At a point in the week when festival-goers are already speculating on the awards list (for example, in the magazine “le Film français”), two films were presented today, an Italian one and a Korean one. Without aiming to top the list of awards, they were of good quality.
DOGMAN, Matteo Garrone (Italy)
In an impoverished suburb, Marcello, a dog groomer and occasional small-time dealer, sees his friend Simoncino return from prison, a former boxer addicted to cocaine. Simoncino makes Marcello his punching bag and drags him into a criminal spiral.
Marcello is a curious little fellow. Rather scrawny and unattractive, somewhat unkempt, he is quite kind: a (divorced) father attentive to his little girl, ready to take all risks to save a chihuahua, helping the fauna that serves as his neighborhood in this area that serves as his community. But his attachment (one could call it canine!) to this brute Simoncino, who subjects him to all humiliations (he even goes to prison in his place), eventually finds its limits and the little man transforms into a war machine.
This realistic yet picturesque film is watchable without displeasure despite its great violence. We are just a bit surprised that Garrone, the director of Gomorrah, has erased the social context to such an extent. To the point of making his film a sort of fairy tale. For adults, though.
BURNING, Lee Chang-Dong (South Korea)
A young man meets by chance a former neighbor from his childhood village. After a brief affair, the young woman leaves for Africa. Upon her return, she seems to have connected with a mysterious man she met during her travels.

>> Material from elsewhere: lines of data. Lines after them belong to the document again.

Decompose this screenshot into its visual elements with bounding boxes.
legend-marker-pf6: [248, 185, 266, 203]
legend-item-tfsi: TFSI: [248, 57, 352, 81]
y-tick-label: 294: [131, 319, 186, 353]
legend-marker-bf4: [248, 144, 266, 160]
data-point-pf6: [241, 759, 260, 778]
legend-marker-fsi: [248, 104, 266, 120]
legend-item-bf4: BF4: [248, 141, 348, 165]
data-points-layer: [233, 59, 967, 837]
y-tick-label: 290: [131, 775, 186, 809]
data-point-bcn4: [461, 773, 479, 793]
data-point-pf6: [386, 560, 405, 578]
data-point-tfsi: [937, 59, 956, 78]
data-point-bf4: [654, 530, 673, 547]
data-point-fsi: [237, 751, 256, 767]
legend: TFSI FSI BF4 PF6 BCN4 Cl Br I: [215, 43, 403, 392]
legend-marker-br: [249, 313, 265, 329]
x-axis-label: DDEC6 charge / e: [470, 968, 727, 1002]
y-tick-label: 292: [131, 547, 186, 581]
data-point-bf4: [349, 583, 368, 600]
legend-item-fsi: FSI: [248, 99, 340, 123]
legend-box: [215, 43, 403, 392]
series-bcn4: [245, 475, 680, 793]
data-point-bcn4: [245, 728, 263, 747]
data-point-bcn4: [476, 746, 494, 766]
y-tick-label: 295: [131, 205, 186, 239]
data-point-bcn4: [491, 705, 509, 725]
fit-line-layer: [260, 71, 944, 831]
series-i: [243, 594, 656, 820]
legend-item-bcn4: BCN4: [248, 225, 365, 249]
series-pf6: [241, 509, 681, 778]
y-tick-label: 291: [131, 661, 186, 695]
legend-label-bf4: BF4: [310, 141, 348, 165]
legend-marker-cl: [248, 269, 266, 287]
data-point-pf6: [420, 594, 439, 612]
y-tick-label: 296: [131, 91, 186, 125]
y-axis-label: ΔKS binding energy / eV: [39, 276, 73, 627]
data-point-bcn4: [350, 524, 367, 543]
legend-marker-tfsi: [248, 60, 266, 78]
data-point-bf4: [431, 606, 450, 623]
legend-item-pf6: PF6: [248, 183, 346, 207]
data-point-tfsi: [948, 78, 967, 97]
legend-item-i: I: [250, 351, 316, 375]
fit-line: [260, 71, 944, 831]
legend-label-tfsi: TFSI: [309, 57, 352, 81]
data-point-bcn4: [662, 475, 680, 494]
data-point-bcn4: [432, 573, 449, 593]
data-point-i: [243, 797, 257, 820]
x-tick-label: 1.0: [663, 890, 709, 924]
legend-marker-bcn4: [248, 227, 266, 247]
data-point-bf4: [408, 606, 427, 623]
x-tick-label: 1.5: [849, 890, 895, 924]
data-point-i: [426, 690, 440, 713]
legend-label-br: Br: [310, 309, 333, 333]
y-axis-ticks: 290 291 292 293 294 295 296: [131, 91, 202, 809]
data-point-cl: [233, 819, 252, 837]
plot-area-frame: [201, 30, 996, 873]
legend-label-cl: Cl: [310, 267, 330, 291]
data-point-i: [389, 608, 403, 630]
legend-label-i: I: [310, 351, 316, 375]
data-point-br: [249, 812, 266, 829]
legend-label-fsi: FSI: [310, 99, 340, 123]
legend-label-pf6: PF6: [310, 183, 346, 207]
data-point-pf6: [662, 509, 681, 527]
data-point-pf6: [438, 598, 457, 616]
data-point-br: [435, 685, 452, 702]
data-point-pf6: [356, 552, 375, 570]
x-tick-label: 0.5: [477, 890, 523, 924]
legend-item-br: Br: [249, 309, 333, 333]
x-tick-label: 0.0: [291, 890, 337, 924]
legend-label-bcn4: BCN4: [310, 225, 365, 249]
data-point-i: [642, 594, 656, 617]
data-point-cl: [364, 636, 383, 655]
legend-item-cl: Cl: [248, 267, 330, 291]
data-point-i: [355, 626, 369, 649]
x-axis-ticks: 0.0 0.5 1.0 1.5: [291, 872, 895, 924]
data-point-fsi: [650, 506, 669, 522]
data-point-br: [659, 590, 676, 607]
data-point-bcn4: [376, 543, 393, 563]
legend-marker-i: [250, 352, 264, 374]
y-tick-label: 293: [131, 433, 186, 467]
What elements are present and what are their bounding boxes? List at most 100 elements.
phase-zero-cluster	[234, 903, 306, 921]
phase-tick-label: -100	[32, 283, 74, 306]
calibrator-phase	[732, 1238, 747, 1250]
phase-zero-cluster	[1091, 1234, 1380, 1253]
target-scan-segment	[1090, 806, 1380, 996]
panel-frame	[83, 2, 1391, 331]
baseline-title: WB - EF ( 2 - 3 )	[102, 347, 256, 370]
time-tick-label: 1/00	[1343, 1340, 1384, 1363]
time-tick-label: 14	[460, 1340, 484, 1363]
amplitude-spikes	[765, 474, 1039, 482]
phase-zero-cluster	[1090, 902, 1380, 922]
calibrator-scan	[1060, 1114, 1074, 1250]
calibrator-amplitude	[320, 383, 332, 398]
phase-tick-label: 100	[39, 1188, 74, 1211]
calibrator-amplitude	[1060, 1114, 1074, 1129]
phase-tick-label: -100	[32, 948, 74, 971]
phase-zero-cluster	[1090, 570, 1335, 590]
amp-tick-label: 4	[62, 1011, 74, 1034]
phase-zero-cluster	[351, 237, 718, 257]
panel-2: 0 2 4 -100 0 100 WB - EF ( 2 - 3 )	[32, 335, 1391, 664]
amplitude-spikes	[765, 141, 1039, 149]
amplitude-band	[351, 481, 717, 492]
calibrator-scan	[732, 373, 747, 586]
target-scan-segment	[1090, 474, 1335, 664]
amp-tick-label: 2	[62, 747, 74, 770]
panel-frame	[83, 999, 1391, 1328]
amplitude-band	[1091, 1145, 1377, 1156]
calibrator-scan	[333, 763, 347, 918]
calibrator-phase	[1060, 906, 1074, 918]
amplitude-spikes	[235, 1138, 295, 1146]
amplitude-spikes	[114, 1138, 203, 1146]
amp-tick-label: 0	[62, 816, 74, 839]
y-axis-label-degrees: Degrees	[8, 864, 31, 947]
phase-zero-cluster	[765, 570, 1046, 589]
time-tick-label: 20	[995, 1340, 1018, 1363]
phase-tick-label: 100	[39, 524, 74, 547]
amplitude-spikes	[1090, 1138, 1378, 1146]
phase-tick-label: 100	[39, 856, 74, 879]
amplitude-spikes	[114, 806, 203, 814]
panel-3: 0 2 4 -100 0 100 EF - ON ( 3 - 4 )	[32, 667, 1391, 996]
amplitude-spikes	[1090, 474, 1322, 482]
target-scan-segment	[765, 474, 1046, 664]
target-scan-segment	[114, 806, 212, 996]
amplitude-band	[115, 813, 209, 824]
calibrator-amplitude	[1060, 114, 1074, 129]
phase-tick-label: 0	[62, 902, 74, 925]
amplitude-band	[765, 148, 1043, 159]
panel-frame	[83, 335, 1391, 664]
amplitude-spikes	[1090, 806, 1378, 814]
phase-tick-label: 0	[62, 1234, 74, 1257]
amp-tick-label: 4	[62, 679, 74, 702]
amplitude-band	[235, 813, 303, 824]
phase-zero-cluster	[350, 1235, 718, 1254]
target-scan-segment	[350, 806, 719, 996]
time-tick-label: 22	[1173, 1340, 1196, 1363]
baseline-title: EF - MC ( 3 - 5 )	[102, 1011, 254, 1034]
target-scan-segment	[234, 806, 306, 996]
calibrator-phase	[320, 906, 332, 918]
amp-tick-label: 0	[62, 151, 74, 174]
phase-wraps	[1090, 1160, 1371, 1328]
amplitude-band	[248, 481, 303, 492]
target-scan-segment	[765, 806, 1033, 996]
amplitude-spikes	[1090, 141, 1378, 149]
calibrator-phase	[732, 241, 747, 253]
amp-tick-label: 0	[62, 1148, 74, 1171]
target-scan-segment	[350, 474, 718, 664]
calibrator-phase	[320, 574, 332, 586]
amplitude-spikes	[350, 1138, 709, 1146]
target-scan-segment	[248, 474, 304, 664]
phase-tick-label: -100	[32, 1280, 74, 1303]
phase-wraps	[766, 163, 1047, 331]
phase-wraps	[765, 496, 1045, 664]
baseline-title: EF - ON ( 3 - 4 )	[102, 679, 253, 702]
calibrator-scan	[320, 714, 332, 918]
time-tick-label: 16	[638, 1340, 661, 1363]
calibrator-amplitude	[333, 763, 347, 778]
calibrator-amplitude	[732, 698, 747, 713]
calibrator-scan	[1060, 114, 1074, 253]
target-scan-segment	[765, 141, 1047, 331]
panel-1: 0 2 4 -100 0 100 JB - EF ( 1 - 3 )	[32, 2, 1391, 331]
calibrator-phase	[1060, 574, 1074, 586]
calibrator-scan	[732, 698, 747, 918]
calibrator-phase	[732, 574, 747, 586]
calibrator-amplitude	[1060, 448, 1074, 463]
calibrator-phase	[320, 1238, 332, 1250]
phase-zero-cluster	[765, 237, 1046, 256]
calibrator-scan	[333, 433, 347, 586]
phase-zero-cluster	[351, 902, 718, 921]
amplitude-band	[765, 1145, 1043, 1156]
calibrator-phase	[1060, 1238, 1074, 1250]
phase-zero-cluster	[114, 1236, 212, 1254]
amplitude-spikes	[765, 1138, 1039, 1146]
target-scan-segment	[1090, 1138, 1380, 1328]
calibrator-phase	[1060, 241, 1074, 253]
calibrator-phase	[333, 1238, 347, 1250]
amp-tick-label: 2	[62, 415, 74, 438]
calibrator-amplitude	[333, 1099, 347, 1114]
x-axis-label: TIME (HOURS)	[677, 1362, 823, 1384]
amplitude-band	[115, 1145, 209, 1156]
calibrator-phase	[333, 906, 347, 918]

As in Garrone’s film, Burning features a confrontation between two men: Jongsu, the reluctant farmer (forced to succeed his father), somewhat naïve, and Ben, the elegant and self-assured yuppie. A subtle battle for the affections of the whimsical Haemi. The Italian film revolves around the subdued, the Korean film around the dominant, this Ben who is handsome, clean-cut, and wicked. Although with this wickedness, it takes 2 hours and 28 minutes to truly touch upon it. Despite the quality of this occasionally enchanting film, it is still rather long.